Moran takes very seriously his obligation to show in his photographs the disappearing Florida while neither being morbid nor avoiding the reality of the situation. It’s a balancing act, for sure, but one he’s happy to engage in. He loves this place and he’s steadfastly committed.
Says Moran, “This connection with the land, it reminds me of a saying that I heard once: To be rooted is perhaps the most deeply felt and least understood need of the human soul. And in my case, at least there’s no question where I’m rooted. This is very much my home.”
River Of Dreams
Never one to miss an opportunity to “throw lots of tools at a project,” photographer John Moran was excited to photograph the Ichetucknee River one warm evening last spring. More than a simple landscape, Moran wanted to create an image that paid special homage to the disappearing river that inspired him to photograph Florida’s natural world in the first place.
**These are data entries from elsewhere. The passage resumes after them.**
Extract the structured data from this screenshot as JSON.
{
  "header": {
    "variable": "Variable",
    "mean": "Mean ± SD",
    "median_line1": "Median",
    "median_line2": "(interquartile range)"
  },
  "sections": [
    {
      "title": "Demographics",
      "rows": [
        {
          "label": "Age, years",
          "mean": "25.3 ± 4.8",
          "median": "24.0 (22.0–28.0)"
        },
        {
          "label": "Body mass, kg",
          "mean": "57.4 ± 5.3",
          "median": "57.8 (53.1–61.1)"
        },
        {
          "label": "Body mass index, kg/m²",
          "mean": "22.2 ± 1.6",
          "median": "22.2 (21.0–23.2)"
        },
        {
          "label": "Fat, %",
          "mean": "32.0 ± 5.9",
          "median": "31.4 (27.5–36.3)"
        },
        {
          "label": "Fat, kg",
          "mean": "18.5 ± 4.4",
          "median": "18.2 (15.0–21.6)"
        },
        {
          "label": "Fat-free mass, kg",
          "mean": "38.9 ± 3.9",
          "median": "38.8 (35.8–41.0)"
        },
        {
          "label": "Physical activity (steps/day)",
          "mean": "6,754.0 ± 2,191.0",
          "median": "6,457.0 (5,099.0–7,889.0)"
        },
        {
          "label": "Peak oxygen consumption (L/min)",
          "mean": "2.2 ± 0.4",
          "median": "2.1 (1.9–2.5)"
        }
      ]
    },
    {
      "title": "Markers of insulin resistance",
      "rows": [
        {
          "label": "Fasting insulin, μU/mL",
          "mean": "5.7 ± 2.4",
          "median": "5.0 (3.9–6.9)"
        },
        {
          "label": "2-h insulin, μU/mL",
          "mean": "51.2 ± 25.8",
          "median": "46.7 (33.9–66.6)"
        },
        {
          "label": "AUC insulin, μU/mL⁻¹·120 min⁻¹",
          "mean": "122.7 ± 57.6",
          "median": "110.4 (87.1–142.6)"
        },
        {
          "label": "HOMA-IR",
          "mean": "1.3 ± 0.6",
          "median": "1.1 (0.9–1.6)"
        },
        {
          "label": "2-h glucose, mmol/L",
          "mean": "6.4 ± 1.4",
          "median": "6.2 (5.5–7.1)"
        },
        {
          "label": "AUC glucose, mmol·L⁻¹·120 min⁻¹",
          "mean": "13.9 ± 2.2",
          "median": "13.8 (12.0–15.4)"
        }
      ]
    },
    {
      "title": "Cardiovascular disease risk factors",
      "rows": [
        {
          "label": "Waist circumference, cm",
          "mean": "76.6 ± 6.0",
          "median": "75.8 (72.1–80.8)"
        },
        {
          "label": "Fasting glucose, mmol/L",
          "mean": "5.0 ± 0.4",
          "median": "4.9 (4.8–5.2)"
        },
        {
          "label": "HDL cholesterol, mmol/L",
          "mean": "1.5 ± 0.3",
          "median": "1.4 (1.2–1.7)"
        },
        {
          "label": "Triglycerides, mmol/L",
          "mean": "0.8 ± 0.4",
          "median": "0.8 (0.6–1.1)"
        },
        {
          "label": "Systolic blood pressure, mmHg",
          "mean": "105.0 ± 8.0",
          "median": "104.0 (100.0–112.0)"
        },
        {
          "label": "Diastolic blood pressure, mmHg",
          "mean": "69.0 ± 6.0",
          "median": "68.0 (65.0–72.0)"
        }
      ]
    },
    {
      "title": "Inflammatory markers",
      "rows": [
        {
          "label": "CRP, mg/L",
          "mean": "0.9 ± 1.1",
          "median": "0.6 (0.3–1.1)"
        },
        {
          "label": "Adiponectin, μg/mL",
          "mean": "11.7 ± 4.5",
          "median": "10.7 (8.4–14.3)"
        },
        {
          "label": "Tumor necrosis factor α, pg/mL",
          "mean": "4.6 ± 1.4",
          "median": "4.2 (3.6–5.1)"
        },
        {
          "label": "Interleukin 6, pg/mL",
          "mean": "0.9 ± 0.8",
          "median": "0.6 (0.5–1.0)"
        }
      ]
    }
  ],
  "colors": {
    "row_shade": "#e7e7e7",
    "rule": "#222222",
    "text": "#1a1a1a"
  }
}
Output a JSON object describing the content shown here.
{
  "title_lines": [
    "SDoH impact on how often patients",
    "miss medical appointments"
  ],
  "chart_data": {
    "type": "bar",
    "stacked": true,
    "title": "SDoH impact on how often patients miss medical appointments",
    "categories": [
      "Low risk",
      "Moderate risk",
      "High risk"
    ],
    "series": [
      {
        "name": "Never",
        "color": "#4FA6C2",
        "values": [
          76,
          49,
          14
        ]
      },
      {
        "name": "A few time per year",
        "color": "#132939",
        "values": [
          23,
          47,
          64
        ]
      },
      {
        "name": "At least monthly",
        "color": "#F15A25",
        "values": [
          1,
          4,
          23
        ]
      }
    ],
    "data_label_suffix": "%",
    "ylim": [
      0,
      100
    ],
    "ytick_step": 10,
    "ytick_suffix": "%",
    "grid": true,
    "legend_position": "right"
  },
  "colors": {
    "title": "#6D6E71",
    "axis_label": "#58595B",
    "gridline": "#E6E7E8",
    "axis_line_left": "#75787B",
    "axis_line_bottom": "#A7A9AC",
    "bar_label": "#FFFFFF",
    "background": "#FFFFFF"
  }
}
He wanted to make something particularly dramatic, “a visual love letter” to the river of his dreams.
“I’ve found few places in Florida that have inspired me like the Ichetucknee,” Moran writes. “But my days of bliss and beauty on the Ichetucknee have become an exercise in painful avoidance. I have adapted by composing most of my recent pictures on the river with an eye to eliminating the algae and the sludge that reminds me of the problems of the world beyond the boundary of my favorite state park.”
In an effort to create an image more akin to the river of Moran’s memory, the photographer made several trips to the Mill Pond Spring where water roils and flows into the burgeoning river. After several visits, he envisioned a particularly profound photograph—one that required a little more testing and a lot more gear.
“I had lights—strobes, plus a Q-Beam spotlight—in and on and over and under the water,” he explains, plus a remote-controlled “blinky device,” an LED-pulsing firefly attractant. “How much adding this rig actually helped lure the fireflies closer to the camera is anybody’s guess, but it sure was fun throwing a lot of tools at this project.”
The resulting image is pure John Moran—beautiful, powerful, technical—and a little bit painful in light of its uncertain future.